0.21＜sin【(a3×N×h3)/(2×r1)】＜0.63。

9. the magnetic gear according to claim 1, characterized in that the inner rotor body (1) has a radius r 1; the thickness of the inner rotor permanent magnet (10) is h 1; two adjacent modulation blocks (30) are connected through a magnetic bridge (31), and the width of the magnetic bridge (31) is a 4;

0.15＜sin【(a4×N×h1)/(2×r1)】＜0.71。

10. the magnetic gear according to claim 1, characterized in that the inner rotor permanent magnet (10) has a thickness h 1; the air gap distance between the inner rotor permanent magnet (10) and the modulation ring (3) is q 1; two adjacent modulation blocks (30) are connected through a magnetic bridge (31), and the width of the magnetic bridge (31) is a 4;

0.035＜sin【(a4×N×q1)/(2×h1)】＜0.44。

11. the magnetic gear according to any of claims 1 to 10, wherein the cross-sectional area of the radial cross-section of the inner rotor permanent magnet (10) is s1, the cross-sectional area of the radial cross-section of the modulation block (30) is s2, 0.15< s1/s2< 0.3.
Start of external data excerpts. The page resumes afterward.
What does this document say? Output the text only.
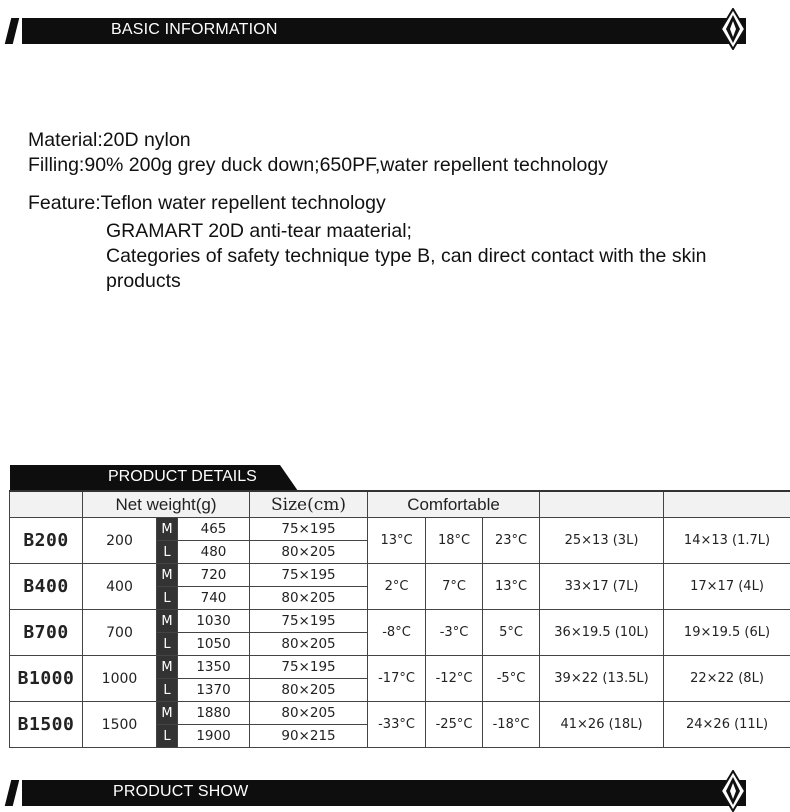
BASIC INFORMATION
Material:20D nylon
Filling:90% 200g grey duck down;650PF,water repellent technology
Feature:Teflon water repellent technology
GRAMART 20D anti-tear maaterial;
Categories of safety technique type B, can direct contact with the skin
products
PRODUCT DETAILS
	Net weight(g)			Size(cm)	Comfortable				
B200	200	M	465	75×195	13°C	18°C	23°C	25×13 (3L)	14×13 (1.7L)
		L	480	80×205					
B400	400	M	720	75×195	2°C	7°C	13°C	33×17 (7L)	17×17 (4L)
		L	740	80×205					
B700	700	M	1030	75×195	-8°C	-3°C	5°C	36×19.5 (10L)	19×19.5 (6L)
		L	1050	80×205					
B1000	1000	M	1350	75×195	-17°C	-12°C	-5°C	39×22 (13.5L)	22×22 (8L)
		L	1370	80×205					
B1500	1500	M	1880	80×205	-33°C	-25°C	-18°C	41×26 (18L)	24×26 (11L)
		L	1900	90×215					
PRODUCT SHOW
12. The magnet gear according to any of claims 1 to 10, characterized in that the cross-sectional area of the radial cross-section of the yoke permanent magnet (20) is s3, the cross-sectional area of the radial cross-section of the modulation block (30) is s2, 0.7< s3/s2< 0.82.

13. The magnetic gear according to any one of claims 1 to 10, wherein the modulation block (30) has a first end face and a second end face that are disposed oppositely, the first end face being opposed to the inner rotor permanent magnet (10), the second end face being opposed to the yoke permanent magnet (20), a distance between the first end face and the second end face being h 3; the distance between two adjacent yoke permanent magnets (20) is a 6; the yoke permanent magnet (20) has a thickness h4,

0.02＜sin【(a6×P2×h4)/h3】＜0.59。

14. the magnetic gear according to any one of claims 1 to 10, wherein the modulation block (30) has a first end face and a second end face that are disposed oppositely, the first end face being opposed to the inner rotor permanent magnet (10), the second end face being opposed to the yoke permanent magnet (20), a distance between the first end face and the second end face being h 3; the distance between two adjacent yoke permanent magnets (20) is a 6; the air gap distance between the modulation ring (3) and the yoke permanent magnet (20) is q 2;

0.3＜(a6×P2×q2)/h3＜2.7。

15. the magnetic gear according to any of claims 1 to 10, characterized in that the yoke permanent magnet (20) is sector-shaped in radial cross section, the arc of the yoke permanent magnet (20) being a 5; the radial section of the modulation block (30) is a fan shape taking the center of the modulation ring (3) as the center of a circle, and the radian of the modulation block (30) is a 3; two adjacent modulation blocks (30) are connected through a magnetic bridge (31), and the thickness of the magnetic bridge (31) is h 2;

0.52＜(a5×P2×h2)/a3＜1.47。

16. a compound electric machine comprising a magnetic gear, characterised in that the magnetic gear is as claimed in any one of claims 1 to 15.